September 27, 2006 –
The September 9th “Economist” magazine discussed the trials and tribulations of Jamie Olis, a former senior level tax planner at Dynergy, who was sentenced to 24 years in prison for, according to a Houston judge, contributing to the destruction of $100 million of Dynergy market capitalization. Olis caused this destruction, the judge stated, by releasing fraudulent information through Project Alpha, a gas trading and finance scheme that falsely pumped up Dynergy’s cash flow by USD $300 million. Furthermore, in rendering his decision, the judge relied on the testimony of a government witness, a statistics expert that claimed because markets are 100% efficient, Dynergy shares’ rise and downfall were directly attributable to Project Alpha’s lies and the deception of Jamie Olis. The only problem with this argument is that markets are nowhere near 100% efficient.
Certainly, Olis deserves stiff sentencing as the U.S. legal system has a history of punishing white-collar fraud and embezzlement that destroys millions and sometimes billions of dollars of capital (remember the 1994 collapse of $1.6 billion of Orange County, California municipal bonds?) with a slap on the wrist while imprisoning someone that steals several thousand dollars from a bank using a fake gun to five years or more of hard time. But also to claim that 100% efficient markets that incorporated this fraudulent data directly created $100 million of market cap loss is just not realistic.
So many factors influence a stock’s share price besides cash flow, profits, P/E ratios and so forth, such as the general stupidity and greed of people. Furthermore, how many times have you read unexpected (meaning the market wasn’t anticipating and therefore couldn’t have already incorporated this news in the share price), tremendous news about a company’s outperformance but witnessed the share price of that company trade sideways or even drop for weeks because the news release happened to be during a market that was trending downwards?
Markets act irrationally in the short-term because people act irrationally. People make decisions based upon terrible sensationalistic financial headlines that goad them into bad investment choices. Furthermore, institutional purchases of some of the largest global investment houses such as Merrill Lynch and Goldman Sachs are sometimes so large that they have been proven to be able to significantly push a share’s price higher and vice versa. Undoubtedly the largest of these global investment firms take advantage of their ability to move markets to make millions of dollars. Should the individuals at these firms be imprisoned too for adversely affecting individual investors at times? Furthermore, fraud is often defined in legal terms as an “intentional” act. Having worked at some of the largest global investment firms for many years, I know that there is 0% chance that the firms don’t intentionally sell deceptive investment strategies such as the Modern Portfolio Theory of diversification to customers in order to gather their assets. So should the executives at these firms be imprisoned as well?
Sadly, fraud is just part of Capitalism. Where there is a Pound, Dollar, Yen, Ruble, or Euro, or Real to be made, many companies will collude to defraud the customer. You may say this is a cynical point of view, but this is merely reality today.

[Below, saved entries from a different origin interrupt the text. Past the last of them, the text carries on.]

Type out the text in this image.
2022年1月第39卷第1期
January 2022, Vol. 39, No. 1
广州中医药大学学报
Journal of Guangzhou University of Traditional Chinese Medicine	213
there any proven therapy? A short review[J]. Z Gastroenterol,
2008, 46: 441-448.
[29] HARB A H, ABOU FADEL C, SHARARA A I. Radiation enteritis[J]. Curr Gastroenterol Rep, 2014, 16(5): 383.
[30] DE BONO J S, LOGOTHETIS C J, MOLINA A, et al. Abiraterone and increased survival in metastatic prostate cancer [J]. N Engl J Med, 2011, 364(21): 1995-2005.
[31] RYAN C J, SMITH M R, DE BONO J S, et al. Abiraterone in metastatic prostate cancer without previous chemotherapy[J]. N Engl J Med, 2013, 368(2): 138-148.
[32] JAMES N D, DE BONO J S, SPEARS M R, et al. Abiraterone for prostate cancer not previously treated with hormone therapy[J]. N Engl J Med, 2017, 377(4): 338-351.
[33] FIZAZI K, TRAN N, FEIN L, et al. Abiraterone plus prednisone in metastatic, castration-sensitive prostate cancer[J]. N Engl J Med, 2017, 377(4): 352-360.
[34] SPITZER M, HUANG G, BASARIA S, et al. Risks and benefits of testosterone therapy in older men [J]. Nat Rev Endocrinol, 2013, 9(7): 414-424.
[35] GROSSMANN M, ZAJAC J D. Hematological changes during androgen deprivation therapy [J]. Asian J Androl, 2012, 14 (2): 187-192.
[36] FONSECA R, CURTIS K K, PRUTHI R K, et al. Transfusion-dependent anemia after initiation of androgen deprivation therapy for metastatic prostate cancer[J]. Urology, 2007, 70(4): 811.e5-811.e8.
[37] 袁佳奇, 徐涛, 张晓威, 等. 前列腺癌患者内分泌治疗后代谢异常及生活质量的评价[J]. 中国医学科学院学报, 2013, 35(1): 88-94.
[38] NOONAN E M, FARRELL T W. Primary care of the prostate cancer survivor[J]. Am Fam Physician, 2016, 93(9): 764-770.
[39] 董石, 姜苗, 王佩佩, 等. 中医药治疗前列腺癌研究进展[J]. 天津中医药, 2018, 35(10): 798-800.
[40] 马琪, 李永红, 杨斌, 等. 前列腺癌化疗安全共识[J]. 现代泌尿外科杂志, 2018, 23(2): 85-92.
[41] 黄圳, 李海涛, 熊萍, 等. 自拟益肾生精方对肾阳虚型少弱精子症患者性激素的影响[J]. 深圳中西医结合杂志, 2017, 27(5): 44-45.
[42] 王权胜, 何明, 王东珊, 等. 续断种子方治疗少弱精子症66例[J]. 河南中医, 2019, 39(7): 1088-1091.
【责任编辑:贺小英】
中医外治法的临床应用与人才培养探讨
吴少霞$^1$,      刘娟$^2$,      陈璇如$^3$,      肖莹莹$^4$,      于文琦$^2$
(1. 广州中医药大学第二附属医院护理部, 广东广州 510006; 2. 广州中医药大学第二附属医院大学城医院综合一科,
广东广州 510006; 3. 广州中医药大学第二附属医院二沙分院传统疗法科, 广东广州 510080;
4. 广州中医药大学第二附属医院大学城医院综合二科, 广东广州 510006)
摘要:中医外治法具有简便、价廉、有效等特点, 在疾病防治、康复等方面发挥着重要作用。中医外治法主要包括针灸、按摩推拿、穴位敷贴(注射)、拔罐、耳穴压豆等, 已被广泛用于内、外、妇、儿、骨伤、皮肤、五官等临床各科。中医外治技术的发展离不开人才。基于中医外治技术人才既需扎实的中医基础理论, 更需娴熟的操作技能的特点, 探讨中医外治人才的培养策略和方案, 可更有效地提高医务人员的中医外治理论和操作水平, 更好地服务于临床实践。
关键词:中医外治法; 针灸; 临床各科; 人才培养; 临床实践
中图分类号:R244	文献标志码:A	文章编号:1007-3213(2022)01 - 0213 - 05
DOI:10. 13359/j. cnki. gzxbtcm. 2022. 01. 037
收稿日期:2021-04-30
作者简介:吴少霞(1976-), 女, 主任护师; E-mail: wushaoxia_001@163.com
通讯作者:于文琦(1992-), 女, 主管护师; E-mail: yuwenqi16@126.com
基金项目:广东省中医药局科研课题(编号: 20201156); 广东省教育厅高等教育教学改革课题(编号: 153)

Deception is also a key strategy to success in martial arts. Drawing your opponent’s attention away in an intentional manner often opens up his guard to allow a successful offensive maneuver. This brings me to a random but related musing. Today as I watched a Brinks armored car drive down the street, I thought to myself, “Does anyone else besides me think that that Brinks needs to re-think their strategy of overtly labeling their vehicles?
When the President of the U.S. rides in a convoy of eight vehicles, his vehicle is not labeled “PRESIDENT” to make it easy to identify the vehicle in which he is riding. So why does Brinks label all of their trucks with huge “BRINKS” logos to allow every potential thief that the vehicle contains valuables? Why not just use plain, unmarked vehicles with the same amount of security measures? Doesn’t this make more sense? Sure you give up the free advertising, but you probably improve the security of your vehicles. In most cases, deception undertaken by corporations is unethical and immoral. But in this case, this is one company where more deception makes sense.